Kadis PUTR “Sekka Wajah” Saat Audiensi FORMASI, Isu Anggaran Jalan Rp55 Miliar Kian Jadi Sorotan Publik
Investigasi.co.id – KABUPATEN CIREBON – Pertemuan audiensi antara Forum Masyarakat Sipil Untuk Keadilan dan Demokrasi (FORMASI) Cirebon dengan DPRD Kabupaten Cirebon yang digelar di Gedung DPRD Kabupaten Cirebon pada Selasa, 26 Mei 2026, berlangsung penuh sorotan. Dalam forum tersebut, Kepala Dinas PUTR Kabupaten Cirebon tampak beberapa kali menyeka wajah saat memberikan penjelasan terkait isu anggaran pembangunan jalan yang belakangan ramai diperbincangkan publik.
Audiensi tersebut digelar sebagai respons atas berkembangnya isu dugaan anggaran jalan senilai Rp.55 miliar yang menjadi perhatian masyarakat luas.
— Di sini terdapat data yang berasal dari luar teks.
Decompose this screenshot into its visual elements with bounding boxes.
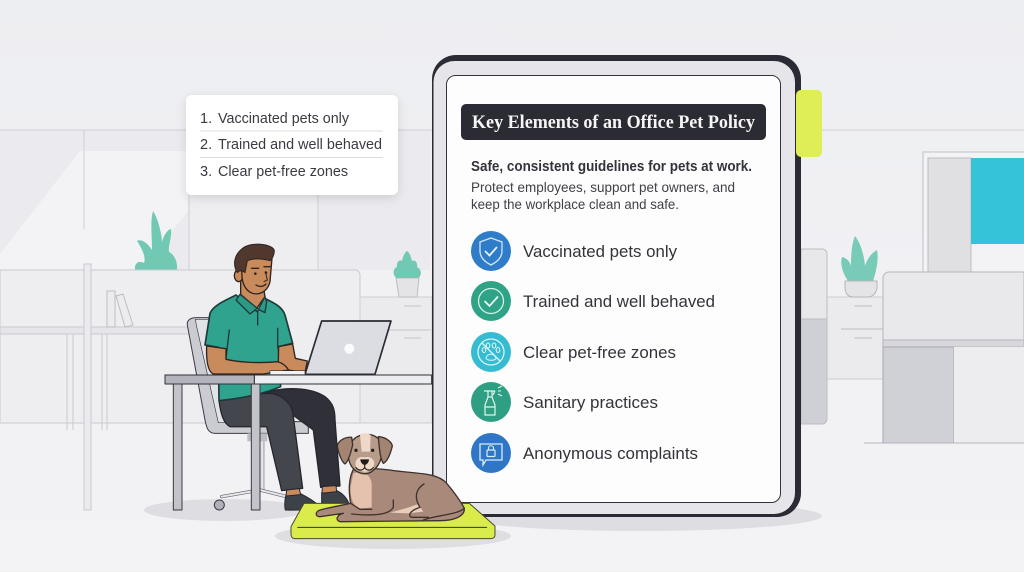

Di hadapan peserta audiensi, Wakil Ketua DPRD Kabupaten Cirebon, R. Hasan Basori, S.E., M.Si., terlebih dahulu memaparkan kronologi hingga munculnya polemik yang kini memantik keresahan publik.
Dalam pemaparannya, Hasan Basori menjelaskan bahwa angka Rp.55 miliar yang ramai dibicarakan masyarakat justru disebut lebih kecil dibanding nilai sebenarnya dalam skema anggaran yang telah diuraikan dalam forum tersebut. Penjelasan itu dinilai cukup gamblang oleh peserta audiensi, meski publik masih mempertanyakan lemahnya keterbukaan informasi sejak awal isu mencuat.
Sementara itu, penjelasan dari pihak Dinas PUTR dinilai belum mampu menjawab secara menyeluruh berbagai pertanyaan yang dilontarkan FORMASI. Minimnya uraian teknis dan keterbukaan data justru memunculkan kesan bahwa klarifikasi dilakukan setelah tekanan publik semakin meluas.
Kondisi itu memantik kritik terhadap pola komunikasi Dinas PUTR Kabupaten Cirebon yang dianggap lamban merespons kegelisahan masyarakat.
Di tengah derasnya isu yang berkembang selama beberapa waktu terakhir, publik menilai seharusnya penjelasan disampaikan lebih awal tanpa harus menunggu desakan audiensi dan sorotan masyarakat sipil.
Advokat Qorib, S.H., M.H., menegaskan bahwa audiensi tersebut menjadi langkah penting untuk memastikan masyarakat memperoleh informasi yang jelas dan transparan terkait penggunaan anggaran pembangunan jalan di Kabupaten Cirebon.
“RDP ini menjadi momentum penting agar masyarakat mendapatkan penjelasan secara utuh dan transparan mengenai kondisi anggaran pembangunan jalan di Kabupaten Cirebon. FORMASI akan terus mengawal agar anggaran yang telah direncanakan benar-benar digunakan sebesar-besarnya untuk kepentingan rakyat,” tegas Qorib.
FORMASI menilai pengawasan publik terhadap penggunaan anggaran daerah merupakan bagian penting dalam menjaga kepercayaan masyarakat terhadap pemerintah. Terlebih, persoalan infrastruktur jalan selama ini menjadi kebutuhan utama masyarakat Kabupaten Cirebon yang menyentuh langsung kepentingan publik.
Kini, masyarakat menunggu langkah konkret serta keterbukaan penuh dari Dinas PUTR Kabupaten Cirebon agar polemik yang berkembang tidak semakin menurunkan kepercayaan publik terhadap tata kelola anggaran daerah.